This week at Royston Picture Palace: Spielberg's spy thriller is a Cold War cracker, with a genuine cold
PUBLISHED: 21:44 26 January 2016
If you sadly succumbed to the sniffles or something more serious over the festive season - and let's face it, you weren't alone - then you'll find it easy to identify with Tom Hanks in Bridge Of Spies.
America’s favourite everyman takes direction from Steven Spielberg in this Cold War thriller, based on a true story.

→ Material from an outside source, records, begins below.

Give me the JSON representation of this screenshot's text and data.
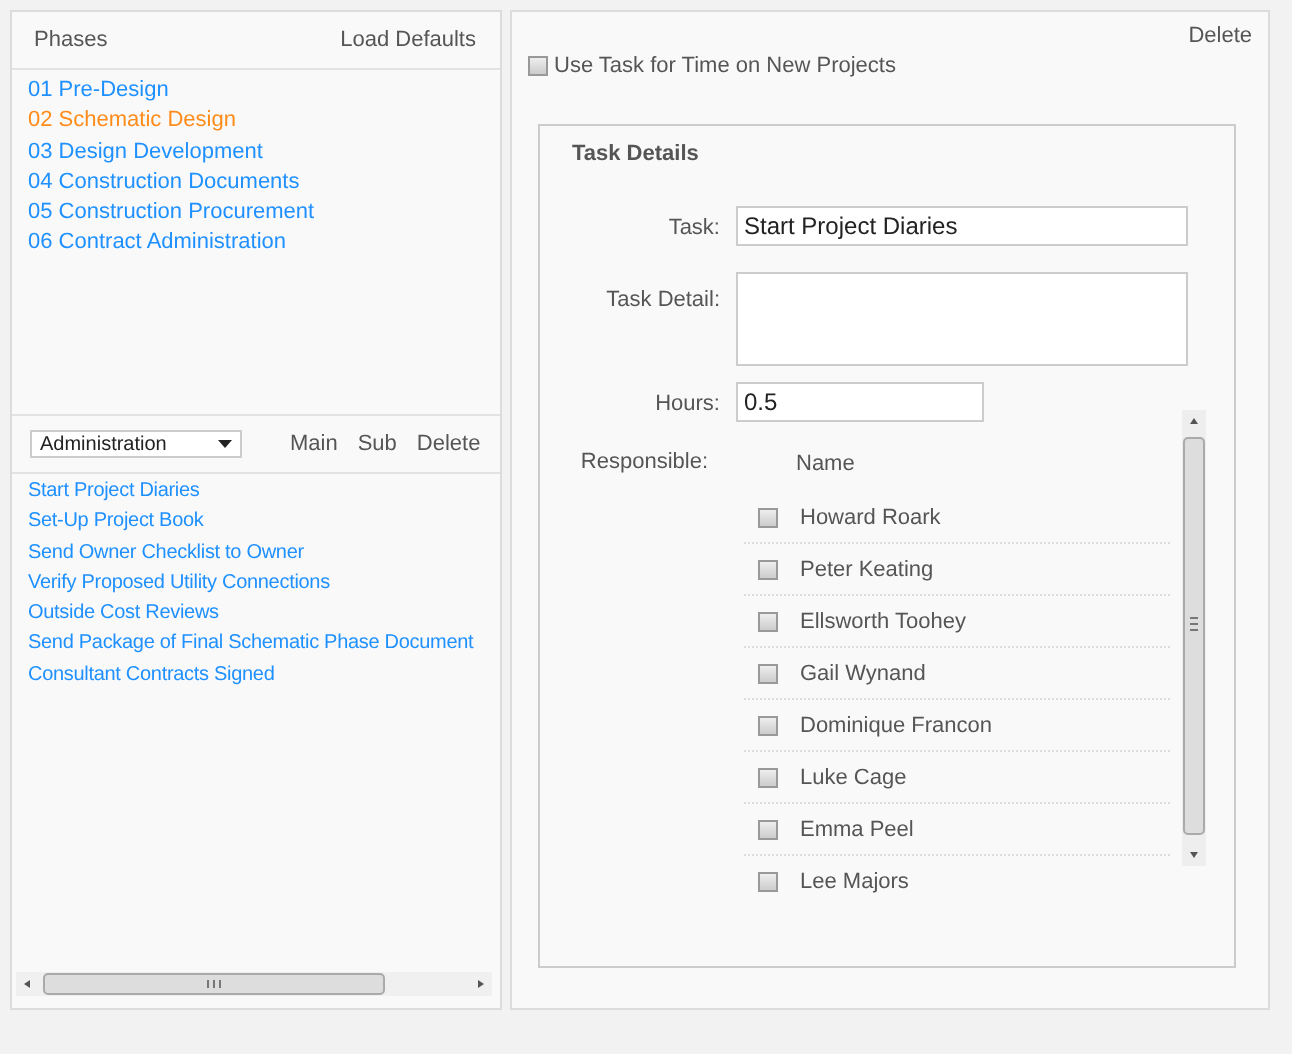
{
  "phases_panel": {
    "title": "Phases",
    "action": "Load Defaults",
    "phases": [
      {
        "label": "01 Pre-Design",
        "selected": false
      },
      {
        "label": "02 Schematic Design",
        "selected": true
      },
      {
        "label": "03 Design Development",
        "selected": false
      },
      {
        "label": "04 Construction Documents",
        "selected": false
      },
      {
        "label": "05 Construction Procurement",
        "selected": false
      },
      {
        "label": "06 Contract Administration",
        "selected": false
      }
    ]
  },
  "task_toolbar": {
    "category": "Administration",
    "buttons": [
      "Main",
      "Sub",
      "Delete"
    ]
  },
  "tasks": [
    "Start Project Diaries",
    "Set-Up Project Book",
    "Send Owner Checklist to Owner",
    "Verify Proposed Utility Connections",
    "Outside Cost Reviews",
    "Send Package of Final Schematic Phase Document",
    "Consultant Contracts Signed"
  ],
  "detail_panel": {
    "delete": "Delete",
    "use_task_option": {
      "label": "Use Task for Time on New Projects",
      "checked": false
    },
    "group_title": "Task Details",
    "task": {
      "label": "Task:",
      "value": "Start Project Diaries"
    },
    "task_detail": {
      "label": "Task Detail:"
    },
    "hours": {
      "label": "Hours:",
      "value": "0.5"
    },
    "responsible": {
      "label": "Responsible:",
      "column": "Name",
      "people": [
        {
          "name": "Howard Roark",
          "checked": false
        },
        {
          "name": "Peter Keating",
          "checked": false
        },
        {
          "name": "Ellsworth Toohey",
          "checked": false
        },
        {
          "name": "Gail Wynand",
          "checked": false
        },
        {
          "name": "Dominique Francon",
          "checked": false
        },
        {
          "name": "Luke Cage",
          "checked": false
        },
        {
          "name": "Emma Peel",
          "checked": false
        },
        {
          "name": "Lee Majors",
          "checked": false
        }
      ]
    }
  }
}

He plays a workaday insurance lawyer reluctantly roped in to defend a Soviet spy – Mark Rylance in mesmeric form – and making such a decent fist of it that he gets recruited by the CIA to take part in negotiations which will lead to the exchange of U-2 spy plane pilot Gary Powers and the aforementioned Russkie rascal.
With two such big stars sparking off each other, Spielberg calling the shots and a script shaped in part by the Coen brothers, the pedigree couldn’t be better.

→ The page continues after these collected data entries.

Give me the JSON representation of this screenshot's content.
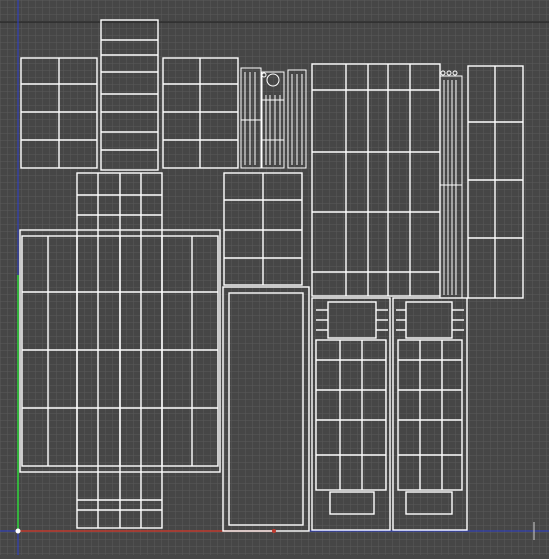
{
  "viewport": {
    "kind": "uv-editor-viewport",
    "background_color": "#464646",
    "grid_color": "#5a5a5a",
    "grid_major_color": "#2e2e2e",
    "uv_line_color": "#ffffff",
    "axis_u_color": "#2c3fd0",
    "axis_v_color": "#2ed63a",
    "axis_u_alt_color": "#c03a2f"
  }
}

And there are top notch performers in front of and behind the camera in every other department, too.
That means Bridge of Spies is a class act from start to finish, even if the subject matter is a little downbeat and lends itself to dialogue-heavy scenes rather than the pulse-quickening action that you’d find in a traditional thriller.

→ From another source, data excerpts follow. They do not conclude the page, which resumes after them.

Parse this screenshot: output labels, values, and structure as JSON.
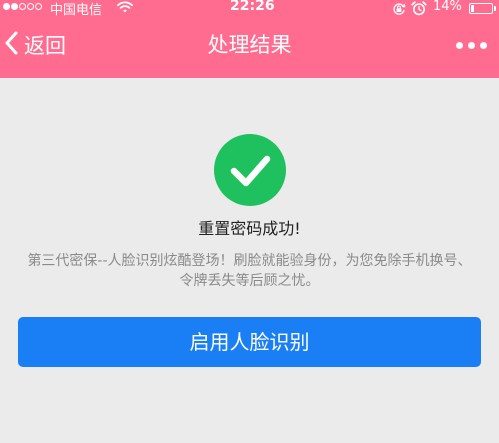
{
  "status_bar": {
    "carrier": "中国电信",
    "time": "22:26",
    "battery_percent": "14%",
    "battery_level": 0.14,
    "signal_strength": 2,
    "icons": [
      "wifi-icon",
      "rotation-lock-icon",
      "alarm-icon",
      "battery-icon"
    ]
  },
  "nav": {
    "back_label": "返回",
    "title": "处理结果",
    "back_icon": "chevron-left-icon",
    "more_icon": "more-icon"
  },
  "result": {
    "icon": "check-circle-icon",
    "title": "重置密码成功!",
    "description": "第三代密保--人脸识别炫酷登场！刷脸就能验身份，为您免除手机换号、令牌丢失等后顾之忧。"
  },
  "primary_button": {
    "label": "启用人脸识别"
  },
  "colors": {
    "header": "#ff6c8f",
    "background": "#ebebeb",
    "success": "#1ec15d",
    "primary_button": "#1a7ff5",
    "description_text": "#8a8a8a"
  }
}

As for the sniffles, Hanks has never been much of a Method man when it comes to getting into his roles but the real-life laywer of the piece was apparently suffering from a stinking cold while he was beavering away in Berlin trying to thrash out a deal.
Rylance’s runny nose is obviously catching, and Hanks has to make with the hankies – it’s the cold war, do you see what they’re doing here? – as he picks up the bug and undergoes some serious suffering.
There’s not a lot of acting involved, though – apparently he was struck down almost soon as he touched down in the German capital, and the sneezes kept coming throughout the location shoot.
It’s Rylance, still a rare sight on screen, who has won the plaudits, nominated for a best supporting actor Oscar for his understated role. The minimalist style, familiar to anyone who saw his TV turn in Wolf Hall, works well against the avuncular Hanks, and it’s an impressive double act.
The film itself has been nominated for Best Picture, too, as well as other awards – you can see for yourself whether it might be in with a chance at Royston Picture Palace on Friday and Saturday night, with performances starting at 7.30pm each evening.